Pero la motivación de la escala estadounidense era la opuesta a la de Binet. Mientras el europeo la había diseñado como guía para ayudar a los estudiantes con necesidades especiales, los estadounidenses pretendían que fuera útil para medir la inteligencia heredada y promover el eugenismo del que eran abanderados. Así, demostrando científicamente la superioridad de la raza blanca, buscaban desalentar la procreación en otros grupos para «reducir en el futuro la debilidad mental, el crimen, la pobreza extrema y la ineficacia en la industria», en palabras del propio Terman. Binet se enteró tarde del uso pervertido que pretendía darse a su escala y lo condenó con dureza poco antes de morir en 1911.

Porque Binet era muy consciente de los límites de su escala. Su objetivo no consistía en «medir la inteligencia», pues, según él, no podía definirse como una medición numérica cuantificable, tal y como sí ocurría con la altura o el peso, sino como una capacidad abstracta que solo podía evaluarse de forma cualitativa. Porque la inteligencia no es un constructo unitario, sino un conjunto de cualidades de di-versa importancia según el ámbito en que se valoren. Binet pretendía detectar a los niños con dificultades en el desempeño escolar, y por eso las habilidades que intentó medir eran académicas, sobre todo de cálculo y lingüística, aun sabiendo que no son las únicas cualidades que definen la inteligencia. Observó que los retrasos podían mejorar con la intervención adecuada y reconoció la influencia del ambiente en el desarrollo intelectual, que por tanto no era solo cuestión de genética.
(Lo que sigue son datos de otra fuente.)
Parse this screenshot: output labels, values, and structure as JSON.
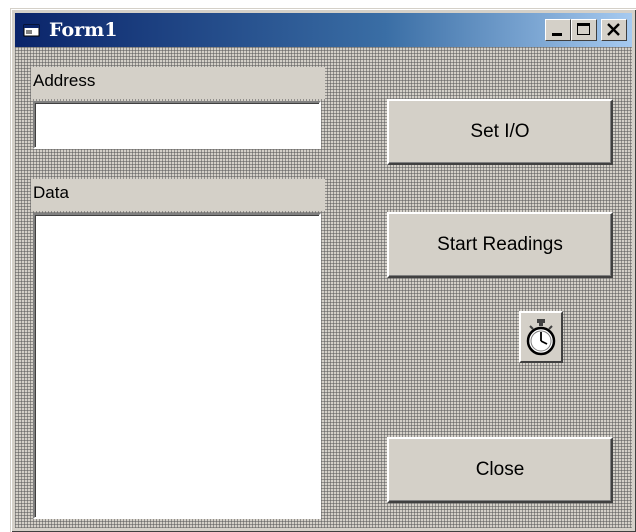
{
  "window": {
    "title": "Form1",
    "controls": [
      "minimize-icon",
      "maximize-icon",
      "close-icon"
    ]
  },
  "address": {
    "label": "Address",
    "value": "",
    "placeholder": ""
  },
  "data_field": {
    "label": "Data",
    "value": ""
  },
  "buttons": {
    "set_io": "Set I/O",
    "start_readings": "Start Readings",
    "close": "Close"
  },
  "timer": {
    "icon": "stopwatch-icon"
  }
}
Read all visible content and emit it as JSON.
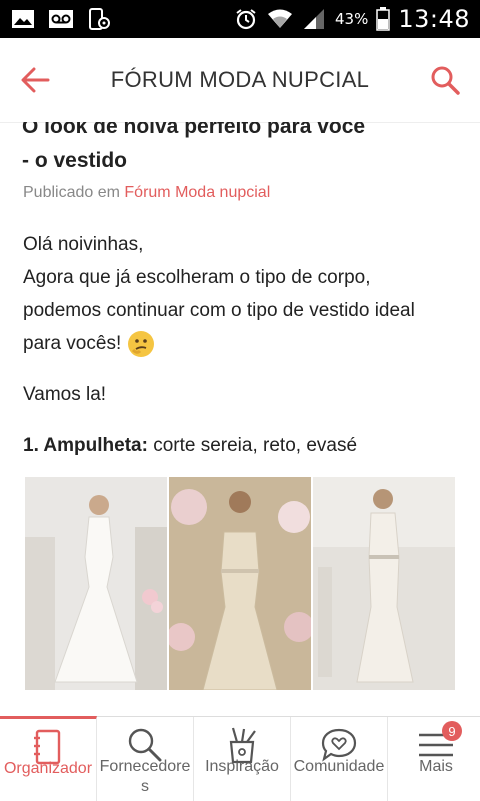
{
  "status_bar": {
    "battery_percent": "43%",
    "time": "13:48",
    "icons": [
      "image-icon",
      "voicemail-icon",
      "phone-settings-icon",
      "alarm-icon",
      "wifi-icon",
      "signal-icon",
      "battery-icon"
    ]
  },
  "appbar": {
    "title": "FÓRUM MODA NUPCIAL",
    "back_icon": "arrow-left-icon",
    "search_icon": "search-icon",
    "accent": "#e25d5d"
  },
  "post": {
    "title_partial": "O look de noiva perfeito para você",
    "title_line2": "- o vestido",
    "meta_prefix": "Publicado em",
    "meta_link": "Fórum Moda nupcial",
    "body_line1": "Olá noivinhas,",
    "body_line2": "Agora que já escolheram o tipo de corpo,",
    "body_line3": "podemos continuar com o tipo de vestido ideal",
    "body_line4": "para vocês!",
    "emoji": "thinking-face-emoji",
    "body_line5": "Vamos la!",
    "section_heading": "1. Ampulheta:",
    "section_text": " corte sereia, reto, evasé"
  },
  "bottom_nav": {
    "items": [
      {
        "label": "Organizador",
        "icon": "notebook-icon",
        "active": true
      },
      {
        "label": "Fornecedores",
        "icon": "search-icon"
      },
      {
        "label": "Inspiração",
        "icon": "pencil-cup-icon"
      },
      {
        "label": "Comunidade",
        "icon": "heart-chat-icon"
      },
      {
        "label": "Mais",
        "icon": "menu-icon",
        "badge": "9"
      }
    ]
  }
}
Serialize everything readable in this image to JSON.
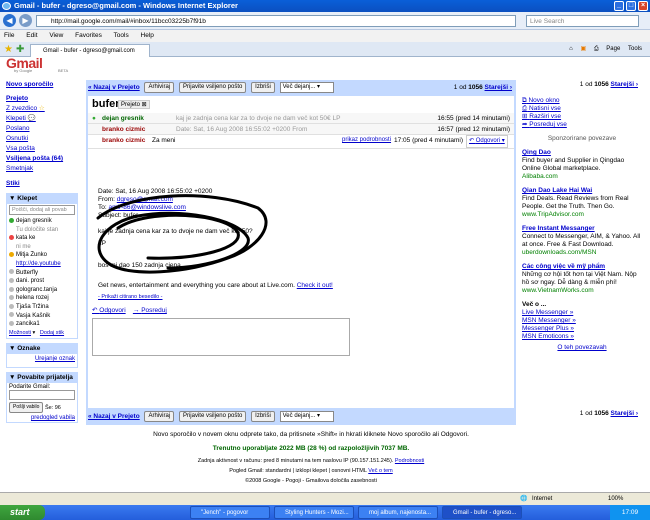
{
  "window": {
    "title": "Gmail - bufer - dgreso@gmail.com - Windows Internet Explorer",
    "url": "http://mail.google.com/mail/#inbox/11bcc03225b7f91b",
    "search_placeholder": "Live Search"
  },
  "menu": [
    "File",
    "Edit",
    "View",
    "Favorites",
    "Tools",
    "Help"
  ],
  "tab_label": "Gmail - bufer - dgreso@gmail.com",
  "tab_tools": [
    "Page",
    "Tools"
  ],
  "logo": {
    "text": "Gmail",
    "sub": "by Google",
    "badge": "BETA"
  },
  "nav": {
    "compose": "Novo sporočilo",
    "items": [
      "Prejeto",
      "Z zvezdico",
      "Klepeti",
      "Poslano",
      "Osnutki",
      "Vsa pošta",
      "Vsiljena pošta (64)",
      "Smetnjak"
    ],
    "contacts": "Stiki"
  },
  "chat": {
    "header": "Klepet",
    "search_placeholder": "Poišči, dodaj ali povab",
    "me": "dejan gresnik",
    "me_status": "Tu določite stan",
    "contacts": [
      "kata ke",
      "ni me",
      "Mitja Žunko",
      "http://de.youtube",
      "Butterfly",
      "dani. prost",
      "gologranc.tanja",
      "helena rozej",
      "Tjaša Tržina",
      "Vasja Kašnik",
      "zancika1"
    ],
    "options": "Možnosti",
    "add": "Dodaj stik"
  },
  "labels": {
    "header": "Oznake",
    "edit": "Urejanje oznak"
  },
  "invite": {
    "header": "Povabite prijatelja",
    "label": "Podarite Gmail:",
    "button": "Pošlji vabilo",
    "remaining": "Še: 96",
    "preview": "predogled vabila"
  },
  "actions": {
    "back": "« Nazaj v Prejeto",
    "archive": "Arhiviraj",
    "spam": "Prijavite vsiljeno pošto",
    "delete": "Izbriši",
    "more": "Več dejanj...",
    "count_prefix": "1 od",
    "count": "1056",
    "older": "Starejši ›"
  },
  "conversation": {
    "subject": "bufer",
    "label": "Prejeto",
    "messages": [
      {
        "sender": "dejan gresnik",
        "snippet": "kaj je zadnja cena kar za to dvoje ne dam več kot 50€ LP",
        "time": "16:55 (pred 14 minutami)"
      },
      {
        "sender": "branko cizmic",
        "snippet": "Date: Sat, 16 Aug 2008 16:55:02 +0200 From",
        "time": "16:57 (pred 12 minutami)"
      },
      {
        "sender": "branko cizmic",
        "snippet": "Za meni",
        "time": "17:05 (pred 4 minutami)",
        "details": "prikaz podrobnosti",
        "reply": "Odgovori"
      }
    ],
    "body": [
      "Date: Sat, 16 Aug 2008 16:55:02 +0200",
      "From: dgreso@gmail.com",
      "To: amir-86@windowslive.com",
      "Subject: bufer",
      "",
      "kaj je zadnja cena kar za to dvoje ne dam več kot 50?",
      "LP",
      "",
      "",
      "boš mi dao 150 zadnja cjena",
      "",
      "",
      "Get news, entertainment and everything you care about at Live.com. Check it out!"
    ],
    "quoted": "- Prikaži citirano besedilo -",
    "reply": "Odgovori",
    "forward": "Posreduj"
  },
  "right": {
    "links": [
      "Novo okno",
      "Natisni vse",
      "Razširi vse",
      "Posreduj vse"
    ],
    "sponsored": "Sponzorirane povezave",
    "ads": [
      {
        "title": "Qing Dao",
        "text": "Find buyer and Supplier in Qingdao Online Global marketplace.",
        "url": "Alibaba.com"
      },
      {
        "title": "Qian Dao Lake Hai Wai",
        "text": "Find Deals. Read Reviews from Real People. Get the Truth. Then Go.",
        "url": "www.TripAdvisor.com"
      },
      {
        "title": "Free Instant Messanger",
        "text": "Connect to Messenger, AIM, & Yahoo. All at once. Free & Fast Download.",
        "url": "uberdownloads.com/MSN"
      },
      {
        "title": "Các công việc về mỹ phẩm",
        "text": "Những cơ hội tốt hơn tại Việt Nam. Nộp hồ sơ ngay. Dễ dàng & miễn phí!",
        "url": "www.VietnamWorks.com"
      }
    ],
    "more_header": "Več o ...",
    "more": [
      "Live Messenger »",
      "MSN Messenger »",
      "Messenger Plus »",
      "MSN Emoticons »"
    ],
    "about": "O teh povezavah"
  },
  "footer": {
    "tip": "Novo sporočilo v novem oknu odprete tako, da pritisnete »Shift« in hkrati kliknete Novo sporočilo ali Odgovori.",
    "usage": "Trenutno uporabljate 2022 MB (28 %) od razpoložljivih 7037 MB.",
    "activity": "Zadnja aktivnost v računu: pred 8 minutami na tem naslovu IP (90.157.151.245).",
    "activity_link": "Podrobnosti",
    "view": "Pogled Gmail: standardni | izklopi klepet | osnovni HTML",
    "view_link": "Več o tem",
    "copyright": "©2008 Google - Pogoji - Gmailova določila zasebnosti"
  },
  "status": {
    "zone": "Internet",
    "zoom": "100%"
  },
  "taskbar": {
    "start": "start",
    "tasks": [
      "\"Jench\" - pogovor",
      "Styling Hunters - Mozi...",
      "moj album, najenosta...",
      "Gmail - bufer - dgreso..."
    ],
    "clock": "17:09"
  }
}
Estos problemas y controversias surgidos desde los primeros intentos de evaluar la inteligencia siguen preocupando a cualquier clínico dedicado a detectar, diagnosticar y tratar las dificultades en el neurodesarrollo y también a los docentes que deben diseñar los apoyos adecuados al alumno que los precisa. Por eso, sin menospreciar la fuente de ayuda que suponen las mediciones y los test en la valoración de las características de una persona, debemos tener en cuenta que por sí solos no determinan si un niño tiene dificultades o no. Su utilidad es incuestionable, pero su relevancia en el diagnóstico debe enmarcarse siempre en el contexto global de la historia personal del niño, el examen clínico y las demás pruebas complementarias.